Monday, 2 December 2013

Dinner at Rosewood London



Rosewood London, the capital’s newest luxury hotel, recently opened in Holborn, is set to take the city by storm. 

The former headquarters of Pearl Assurance, this 1914 Belle Epoque Edwardian building and the former site of the Chancery Court Hotel has been metamorphosed into a rather swanky setting.

Designer Tony Chi has paid homage to the original building’s heritage and, in what appears to be, a no- expenses-spared budget (an £85 million investment ) has turned it into a grand hotel. Modern infused with Chinoiserie and a London vibe, this hotel is the epitome of luxury and yet manages to be warm and welcoming. The seven-story Pavonazzo marble staircase is simply jaw-dropping. 

Chi has not only worked wonders with other hotel interiors including the likes of the highly-acclaimed Park Hyatt Shanghai, but also has created homes for the Cheng family whose company, New World Development, now owns the Rosewood. The rooms have been furnished with flair and have all the mod cons that you need. Although I did not slip between the high-quality thread count sheets, I’m sure that spending a night here would be an experience.



Grand Premier Suite


You enter the hotel through two sets of wrought iron gates that lead into a courtyard. If you have ever aspired to arriving at Downton Abbey, then the Rosewood London should help satisfy your cravings. 





On the right hand-side is the bar which is reminiscent of a traditional London club complete with a roaring fire. Designed by Martin Brudnizki, who is also responsible for the brasserie which opens in February, it works well with the stunning gas lamps that adorn the front of the hotel. 

This buzzy yet cosy bar, which also dishes up curries and casseroles, is where you should head to when you want to turn going out for a drink into an occasion. Sit in comfy armchairs with a cocktail while listening to a piano player. The most popular is the Seine River Fizz (£12), a melange of Grey Goose Vodka, Domaine de Canton Ginger, lime juice with basil leaves added to Fentimans Victorian Lemonade and the bar’s bespoke Elderflower Foam.

After relaxing over an aperitif, we had dinner in the rather splendid Mirror Room, which gets its name as you can guess from being decked out in mirrors. The table and chairs are low, making it feel relaxed. Service is attentive and friendly.

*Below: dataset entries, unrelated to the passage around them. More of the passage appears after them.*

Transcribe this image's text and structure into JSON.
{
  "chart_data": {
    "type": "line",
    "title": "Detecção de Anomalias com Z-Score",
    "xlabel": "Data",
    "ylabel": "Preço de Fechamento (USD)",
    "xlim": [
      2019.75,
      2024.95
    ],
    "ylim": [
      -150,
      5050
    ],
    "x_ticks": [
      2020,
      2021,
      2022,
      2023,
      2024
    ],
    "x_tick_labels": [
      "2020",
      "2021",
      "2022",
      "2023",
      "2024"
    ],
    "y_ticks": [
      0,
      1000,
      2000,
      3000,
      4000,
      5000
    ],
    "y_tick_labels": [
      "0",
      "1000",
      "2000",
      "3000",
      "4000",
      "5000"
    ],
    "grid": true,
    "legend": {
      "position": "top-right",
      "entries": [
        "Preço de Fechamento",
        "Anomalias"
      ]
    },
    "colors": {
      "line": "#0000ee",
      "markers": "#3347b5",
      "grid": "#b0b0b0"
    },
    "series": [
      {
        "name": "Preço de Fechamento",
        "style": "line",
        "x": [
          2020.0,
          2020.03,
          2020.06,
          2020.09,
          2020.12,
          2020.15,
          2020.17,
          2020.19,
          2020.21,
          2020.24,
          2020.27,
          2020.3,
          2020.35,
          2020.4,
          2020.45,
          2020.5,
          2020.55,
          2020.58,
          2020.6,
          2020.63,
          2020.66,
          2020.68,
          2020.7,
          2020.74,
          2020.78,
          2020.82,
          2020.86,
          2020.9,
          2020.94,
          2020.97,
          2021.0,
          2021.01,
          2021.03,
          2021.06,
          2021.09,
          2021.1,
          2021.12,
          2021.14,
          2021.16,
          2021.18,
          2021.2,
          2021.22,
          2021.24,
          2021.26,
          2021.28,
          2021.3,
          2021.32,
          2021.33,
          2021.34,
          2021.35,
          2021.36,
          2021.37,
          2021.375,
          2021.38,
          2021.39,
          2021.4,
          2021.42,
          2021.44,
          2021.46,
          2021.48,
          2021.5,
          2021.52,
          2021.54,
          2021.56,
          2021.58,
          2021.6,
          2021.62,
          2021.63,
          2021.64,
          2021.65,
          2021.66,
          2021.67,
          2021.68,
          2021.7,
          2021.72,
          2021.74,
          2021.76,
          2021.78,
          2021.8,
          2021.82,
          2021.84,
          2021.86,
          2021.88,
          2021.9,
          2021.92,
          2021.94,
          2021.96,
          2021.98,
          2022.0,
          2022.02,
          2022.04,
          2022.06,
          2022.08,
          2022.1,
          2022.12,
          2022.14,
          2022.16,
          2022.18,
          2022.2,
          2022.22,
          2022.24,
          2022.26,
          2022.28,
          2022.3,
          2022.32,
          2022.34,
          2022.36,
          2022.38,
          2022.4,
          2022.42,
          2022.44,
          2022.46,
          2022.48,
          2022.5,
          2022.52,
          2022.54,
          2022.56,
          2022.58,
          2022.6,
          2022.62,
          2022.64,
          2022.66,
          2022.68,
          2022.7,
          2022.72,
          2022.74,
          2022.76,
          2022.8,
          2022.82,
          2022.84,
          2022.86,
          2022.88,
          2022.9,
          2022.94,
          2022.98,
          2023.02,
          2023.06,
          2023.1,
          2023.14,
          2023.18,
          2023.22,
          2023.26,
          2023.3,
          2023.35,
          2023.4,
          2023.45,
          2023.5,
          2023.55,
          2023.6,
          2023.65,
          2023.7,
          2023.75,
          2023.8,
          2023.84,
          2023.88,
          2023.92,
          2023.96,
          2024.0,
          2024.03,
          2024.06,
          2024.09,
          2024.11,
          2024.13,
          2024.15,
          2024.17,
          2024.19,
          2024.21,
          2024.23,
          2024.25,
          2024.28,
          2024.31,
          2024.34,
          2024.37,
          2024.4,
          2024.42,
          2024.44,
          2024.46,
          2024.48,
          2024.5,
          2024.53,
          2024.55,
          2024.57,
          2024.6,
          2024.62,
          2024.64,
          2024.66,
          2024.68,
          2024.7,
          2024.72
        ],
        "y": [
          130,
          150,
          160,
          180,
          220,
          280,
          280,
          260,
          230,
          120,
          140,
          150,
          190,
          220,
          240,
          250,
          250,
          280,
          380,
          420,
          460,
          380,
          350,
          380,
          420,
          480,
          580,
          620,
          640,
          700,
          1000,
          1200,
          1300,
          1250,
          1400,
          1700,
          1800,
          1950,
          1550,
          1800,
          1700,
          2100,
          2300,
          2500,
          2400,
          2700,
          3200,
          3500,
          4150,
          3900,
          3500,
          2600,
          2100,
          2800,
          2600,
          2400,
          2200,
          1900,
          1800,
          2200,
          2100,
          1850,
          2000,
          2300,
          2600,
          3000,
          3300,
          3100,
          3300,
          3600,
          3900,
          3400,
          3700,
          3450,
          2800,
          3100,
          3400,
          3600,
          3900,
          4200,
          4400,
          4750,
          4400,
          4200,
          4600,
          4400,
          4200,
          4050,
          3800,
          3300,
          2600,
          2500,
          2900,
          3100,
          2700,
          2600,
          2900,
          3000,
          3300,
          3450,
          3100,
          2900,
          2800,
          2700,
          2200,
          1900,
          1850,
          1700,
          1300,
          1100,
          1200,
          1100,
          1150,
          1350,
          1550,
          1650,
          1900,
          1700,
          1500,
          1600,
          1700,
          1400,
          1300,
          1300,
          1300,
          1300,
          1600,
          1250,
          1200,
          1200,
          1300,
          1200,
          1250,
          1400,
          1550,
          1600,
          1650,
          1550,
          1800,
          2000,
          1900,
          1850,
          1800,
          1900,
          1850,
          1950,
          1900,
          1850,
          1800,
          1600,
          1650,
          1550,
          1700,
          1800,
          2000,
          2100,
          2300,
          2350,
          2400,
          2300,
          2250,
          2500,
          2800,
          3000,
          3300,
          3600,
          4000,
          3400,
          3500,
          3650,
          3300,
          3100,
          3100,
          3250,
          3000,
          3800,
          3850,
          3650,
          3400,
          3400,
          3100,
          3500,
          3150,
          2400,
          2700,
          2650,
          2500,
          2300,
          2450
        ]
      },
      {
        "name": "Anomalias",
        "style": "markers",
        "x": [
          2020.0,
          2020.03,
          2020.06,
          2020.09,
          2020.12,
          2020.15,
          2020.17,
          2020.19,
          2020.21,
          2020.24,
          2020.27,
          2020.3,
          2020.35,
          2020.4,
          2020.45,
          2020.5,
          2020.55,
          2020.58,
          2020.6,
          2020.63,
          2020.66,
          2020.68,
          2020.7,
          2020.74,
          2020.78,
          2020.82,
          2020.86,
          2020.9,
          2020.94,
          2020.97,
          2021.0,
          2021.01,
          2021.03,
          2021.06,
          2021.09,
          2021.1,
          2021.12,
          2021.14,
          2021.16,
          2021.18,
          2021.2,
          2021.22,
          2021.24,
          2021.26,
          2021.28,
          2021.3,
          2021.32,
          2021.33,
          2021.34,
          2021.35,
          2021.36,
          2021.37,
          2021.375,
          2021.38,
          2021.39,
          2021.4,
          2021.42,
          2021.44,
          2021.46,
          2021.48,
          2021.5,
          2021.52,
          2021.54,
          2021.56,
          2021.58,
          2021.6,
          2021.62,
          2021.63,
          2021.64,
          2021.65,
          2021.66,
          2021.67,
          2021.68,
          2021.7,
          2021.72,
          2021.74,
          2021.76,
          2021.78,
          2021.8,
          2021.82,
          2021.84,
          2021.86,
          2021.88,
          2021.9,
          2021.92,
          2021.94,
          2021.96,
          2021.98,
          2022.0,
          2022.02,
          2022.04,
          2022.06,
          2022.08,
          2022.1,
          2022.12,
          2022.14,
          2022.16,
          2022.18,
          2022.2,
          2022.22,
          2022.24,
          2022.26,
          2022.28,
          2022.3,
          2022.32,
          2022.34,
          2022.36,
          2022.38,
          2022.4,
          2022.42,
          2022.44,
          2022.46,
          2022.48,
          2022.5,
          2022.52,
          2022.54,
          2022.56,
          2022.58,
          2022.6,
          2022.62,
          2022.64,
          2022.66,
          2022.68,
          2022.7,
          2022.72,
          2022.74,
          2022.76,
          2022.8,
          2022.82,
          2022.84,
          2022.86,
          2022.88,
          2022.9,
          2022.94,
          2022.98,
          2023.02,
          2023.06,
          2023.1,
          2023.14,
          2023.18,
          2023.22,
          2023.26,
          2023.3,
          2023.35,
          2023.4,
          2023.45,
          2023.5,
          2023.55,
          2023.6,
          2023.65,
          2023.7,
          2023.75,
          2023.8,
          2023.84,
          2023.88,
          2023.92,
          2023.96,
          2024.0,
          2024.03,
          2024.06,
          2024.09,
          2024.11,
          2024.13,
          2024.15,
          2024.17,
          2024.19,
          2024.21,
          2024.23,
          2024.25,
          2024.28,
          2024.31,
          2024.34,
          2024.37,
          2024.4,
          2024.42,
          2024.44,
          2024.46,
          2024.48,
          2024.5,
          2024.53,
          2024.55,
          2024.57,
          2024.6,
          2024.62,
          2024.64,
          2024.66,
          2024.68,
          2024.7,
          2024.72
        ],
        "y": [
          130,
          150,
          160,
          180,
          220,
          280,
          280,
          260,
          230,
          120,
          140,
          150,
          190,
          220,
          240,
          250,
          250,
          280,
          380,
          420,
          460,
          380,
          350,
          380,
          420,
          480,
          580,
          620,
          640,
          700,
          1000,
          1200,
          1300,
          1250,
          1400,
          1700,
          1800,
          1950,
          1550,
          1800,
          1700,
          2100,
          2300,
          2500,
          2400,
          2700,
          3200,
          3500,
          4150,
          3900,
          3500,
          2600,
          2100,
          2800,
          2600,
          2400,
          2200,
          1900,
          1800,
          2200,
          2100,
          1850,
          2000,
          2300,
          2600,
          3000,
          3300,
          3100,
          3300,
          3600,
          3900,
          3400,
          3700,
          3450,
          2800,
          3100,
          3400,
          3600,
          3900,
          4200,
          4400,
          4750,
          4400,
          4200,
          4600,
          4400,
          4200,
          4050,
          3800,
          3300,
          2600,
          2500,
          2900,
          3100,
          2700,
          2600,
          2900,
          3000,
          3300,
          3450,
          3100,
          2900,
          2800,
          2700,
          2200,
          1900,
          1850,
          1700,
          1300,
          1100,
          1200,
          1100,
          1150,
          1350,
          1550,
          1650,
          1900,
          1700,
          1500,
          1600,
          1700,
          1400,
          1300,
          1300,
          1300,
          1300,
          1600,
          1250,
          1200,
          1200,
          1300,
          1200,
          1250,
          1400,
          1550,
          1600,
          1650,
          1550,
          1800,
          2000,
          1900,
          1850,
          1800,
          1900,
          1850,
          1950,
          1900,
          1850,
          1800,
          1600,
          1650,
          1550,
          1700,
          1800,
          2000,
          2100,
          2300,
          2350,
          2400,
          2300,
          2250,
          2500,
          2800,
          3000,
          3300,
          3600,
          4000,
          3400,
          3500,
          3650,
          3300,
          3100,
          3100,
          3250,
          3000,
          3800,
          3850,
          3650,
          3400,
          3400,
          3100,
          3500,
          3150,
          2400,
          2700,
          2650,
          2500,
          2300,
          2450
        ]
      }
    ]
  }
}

The chef Bjorn van der Horst, who got a Michelin star when he was executive chef at The Greenhouse, has concocted a menu which consists of an array of delicate small dishes such as rose veal tatar, hamachi, citrus-soy and lobster with endive, vanilla and brown butter.

There is a good selection of wines by the glass and the sommelier is only too pleased to give recommendations. The dessert counter is not to be missed.

With the arrival of Rosewood London, midtown has just got cool.